Results regarding response inhibition of positive and erotic stimuli revealed less activity in the PCC when inhibiting positive stimuli in BPD compared to NPC, and altered activity in the vmPFC and brainstem when inhibiting erotic stimuli. Hence, differential activity in these brain areas indicates emotional arousal to the content of the pictures during response inhibition rather than inhibitory processing.

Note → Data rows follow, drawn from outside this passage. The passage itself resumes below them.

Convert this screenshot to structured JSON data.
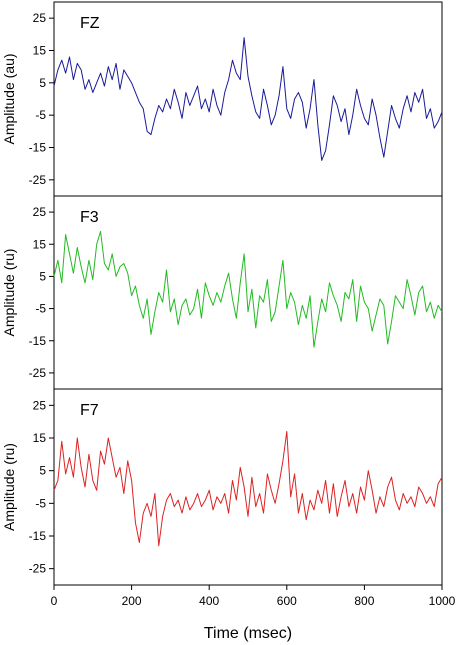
{
  "chart_data": [
    {
      "type": "line",
      "title": "FZ",
      "ylabel": "Amplitude (au)",
      "ylim": [
        -30,
        30
      ],
      "xlim": [
        0,
        1000
      ],
      "yticks": [
        "25",
        "15",
        "5",
        "-5",
        "-15",
        "-25"
      ],
      "grid": false,
      "color": "#1a1a99",
      "x": [
        0,
        10,
        20,
        30,
        40,
        50,
        60,
        70,
        80,
        90,
        100,
        110,
        120,
        130,
        140,
        150,
        160,
        170,
        180,
        190,
        200,
        210,
        220,
        230,
        240,
        250,
        260,
        270,
        280,
        290,
        300,
        310,
        320,
        330,
        340,
        350,
        360,
        370,
        380,
        390,
        400,
        410,
        420,
        430,
        440,
        450,
        460,
        470,
        480,
        490,
        500,
        510,
        520,
        530,
        540,
        550,
        560,
        570,
        580,
        590,
        600,
        610,
        620,
        630,
        640,
        650,
        660,
        670,
        680,
        690,
        700,
        710,
        720,
        730,
        740,
        750,
        760,
        770,
        780,
        790,
        800,
        810,
        820,
        830,
        840,
        850,
        860,
        870,
        880,
        890,
        900,
        910,
        920,
        930,
        940,
        950,
        960,
        970,
        980,
        990,
        1000
      ],
      "values": [
        4,
        9,
        12,
        8,
        13,
        6,
        11,
        9,
        3,
        6,
        2,
        5,
        8,
        4,
        10,
        6,
        11,
        3,
        9,
        7,
        5,
        2,
        -1,
        -3,
        -10,
        -11,
        -6,
        -2,
        -4,
        0,
        -3,
        3,
        -1,
        -6,
        2,
        -2,
        1,
        4,
        -3,
        0,
        -4,
        3,
        -2,
        -5,
        2,
        6,
        12,
        8,
        6,
        19,
        7,
        1,
        -4,
        -6,
        3,
        -2,
        -8,
        -5,
        1,
        10,
        -3,
        -6,
        0,
        2,
        -1,
        -9,
        -3,
        6,
        -8,
        -19,
        -16,
        -8,
        1,
        -2,
        -7,
        -3,
        -11,
        -5,
        3,
        -2,
        -6,
        -8,
        0,
        -5,
        -12,
        -18,
        -10,
        -2,
        -6,
        -9,
        -3,
        1,
        -4,
        2,
        -1,
        3,
        -6,
        -3,
        -9,
        -7,
        -4
      ]
    },
    {
      "type": "line",
      "title": "F3",
      "ylabel": "Amplitude (ru)",
      "ylim": [
        -30,
        30
      ],
      "xlim": [
        0,
        1000
      ],
      "yticks": [
        "25",
        "15",
        "5",
        "-5",
        "-15",
        "-25"
      ],
      "grid": false,
      "color": "#22bb22",
      "x": [
        0,
        10,
        20,
        30,
        40,
        50,
        60,
        70,
        80,
        90,
        100,
        110,
        120,
        130,
        140,
        150,
        160,
        170,
        180,
        190,
        200,
        210,
        220,
        230,
        240,
        250,
        260,
        270,
        280,
        290,
        300,
        310,
        320,
        330,
        340,
        350,
        360,
        370,
        380,
        390,
        400,
        410,
        420,
        430,
        440,
        450,
        460,
        470,
        480,
        490,
        500,
        510,
        520,
        530,
        540,
        550,
        560,
        570,
        580,
        590,
        600,
        610,
        620,
        630,
        640,
        650,
        660,
        670,
        680,
        690,
        700,
        710,
        720,
        730,
        740,
        750,
        760,
        770,
        780,
        790,
        800,
        810,
        820,
        830,
        840,
        850,
        860,
        870,
        880,
        890,
        900,
        910,
        920,
        930,
        940,
        950,
        960,
        970,
        980,
        990,
        1000
      ],
      "values": [
        5,
        10,
        3,
        18,
        12,
        6,
        14,
        8,
        3,
        10,
        4,
        15,
        19,
        9,
        7,
        12,
        5,
        8,
        9,
        6,
        -1,
        2,
        -4,
        -8,
        -2,
        -13,
        -6,
        0,
        -3,
        7,
        -6,
        -2,
        -10,
        -4,
        -2,
        -7,
        -5,
        1,
        -8,
        3,
        -1,
        -4,
        0,
        -3,
        2,
        6,
        -2,
        -8,
        3,
        12,
        -6,
        1,
        -11,
        -1,
        -3,
        4,
        -9,
        -6,
        2,
        10,
        -5,
        0,
        -3,
        -10,
        -4,
        -8,
        -1,
        -17,
        -9,
        -2,
        -6,
        3,
        -1,
        -4,
        -9,
        0,
        -2,
        4,
        -9,
        2,
        -3,
        -5,
        -12,
        -7,
        -2,
        -4,
        -16,
        -9,
        -1,
        -3,
        -5,
        4,
        -1,
        -7,
        0,
        2,
        -6,
        -3,
        -8,
        -4,
        -6
      ]
    },
    {
      "type": "line",
      "title": "F7",
      "xlabel": "Time (msec)",
      "ylabel": "Amplitude (ru)",
      "ylim": [
        -30,
        30
      ],
      "xlim": [
        0,
        1000
      ],
      "xticks": [
        "0",
        "200",
        "400",
        "600",
        "800",
        "1000"
      ],
      "yticks": [
        "25",
        "15",
        "5",
        "-5",
        "-15",
        "-25"
      ],
      "grid": false,
      "color": "#dd2222",
      "x": [
        0,
        10,
        20,
        30,
        40,
        50,
        60,
        70,
        80,
        90,
        100,
        110,
        120,
        130,
        140,
        150,
        160,
        170,
        180,
        190,
        200,
        210,
        220,
        230,
        240,
        250,
        260,
        270,
        280,
        290,
        300,
        310,
        320,
        330,
        340,
        350,
        360,
        370,
        380,
        390,
        400,
        410,
        420,
        430,
        440,
        450,
        460,
        470,
        480,
        490,
        500,
        510,
        520,
        530,
        540,
        550,
        560,
        570,
        580,
        590,
        600,
        610,
        620,
        630,
        640,
        650,
        660,
        670,
        680,
        690,
        700,
        710,
        720,
        730,
        740,
        750,
        760,
        770,
        780,
        790,
        800,
        810,
        820,
        830,
        840,
        850,
        860,
        870,
        880,
        890,
        900,
        910,
        920,
        930,
        940,
        950,
        960,
        970,
        980,
        990,
        1000
      ],
      "values": [
        -1,
        2,
        14,
        4,
        9,
        3,
        15,
        6,
        0,
        10,
        2,
        -1,
        11,
        7,
        15,
        9,
        3,
        6,
        -2,
        8,
        2,
        -11,
        -17,
        -8,
        -5,
        -9,
        -2,
        -18,
        -9,
        -4,
        -2,
        -6,
        -4,
        -8,
        -3,
        -7,
        -5,
        -2,
        -6,
        -4,
        -1,
        -7,
        -3,
        -5,
        -2,
        -8,
        2,
        -4,
        6,
        0,
        -9,
        3,
        -6,
        -2,
        -8,
        4,
        -1,
        -5,
        1,
        8,
        17,
        -3,
        4,
        -8,
        -2,
        -10,
        -4,
        -7,
        -1,
        -5,
        2,
        -8,
        1,
        -9,
        -3,
        2,
        -6,
        -2,
        -8,
        0,
        -4,
        5,
        -1,
        -8,
        -3,
        -6,
        0,
        3,
        -4,
        -7,
        -2,
        -5,
        -3,
        -6,
        0,
        -2,
        -5,
        -3,
        -6,
        1,
        3
      ]
    }
  ]
}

The strengths of the current study include an extension of stimulus categories and inclusion of the clinical control group compared to previous studies (van Zutphen et al. 2015). There are also some limitations to be recognized. Firstly, only women were recruited, which limits the generalizability of our results to men. Additionally, BPD patients represented a heterogeneous group, therefore we cannot rule out the possibility that our results might be affected by the presence of comorbid diagnoses. Secondly, patients were taking psychotropic medication for clinical reasons, which is a potentially confounding factor (Delaveau et al. 2011; Ma 2015). However, excluding patients on medication would result in a non-representative and less severe clinical sample. As adding medication as a covariate removes variance associated with group differences, additional analyses within the BPD group were performed. Interactions of medication within the BPD group were not significant within any of the resulting brain areas, suggesting that medication did not influence the results. Thirdly, an unbalanced design was used in this study, in which blocks containing the same stimulus category for the go’s and no-go’s were missing and the neutral nogo-blocks were always presented in a block containing emotional go-trials. However, by using LMM we could control for the unbalanced design by adding the initial go’s brain responses as covariates. Fourth, scanner parameters across sites could not be perfectly equalized. Except for the cluster of the brainstem of the nogo-erotic versus nogo-neutral contrast, the reported clusters did not show overlap with the significant clusters of group x stimulus x site interaction at lenient significance level of p < 0.05 (see Online Resource). Additionally, more detailed analyses within SPSS did not show a significant group x stimulus x site interaction, again with the exception of the brainstem, and the group x stimulus remained significant after adding site and its interactions to the model. Although our results seem to show that our data are not affected by different scanner sites, there might be a variation left in the recorded data which cannot be ruled out completely. Fifth, we did not consider the menstrual cycle of the participants, which might have an effect on emotion processing and modulate brain activity (Sundstrom Poromaa and Gingnell 2014), however these effects should be random given the large sample size.

Conclusions

In conclusion, BPD patients showed altered responses in the IPL and FEF, when inhibiting emotional stimuli. BPD patients showed a general responsivity across stimulus categories in the FEF, whereas effects in the IPL were specific for negative stimuli. Linearity analyses implied a dimensional rather than a categorical differentiation, with responses of CCP in-between NPC and BPD. In face of the current discussion on impulse control deficits in BPD (Sebastian et al. 2013a; van Eijk et al. 2015), the current results add further evidence in the view that interference control in BPD might be impaired in early processing stages, rather than in motor inhibitory control itself (Sebastian et al. 2013a; van Eijk et al. 2015).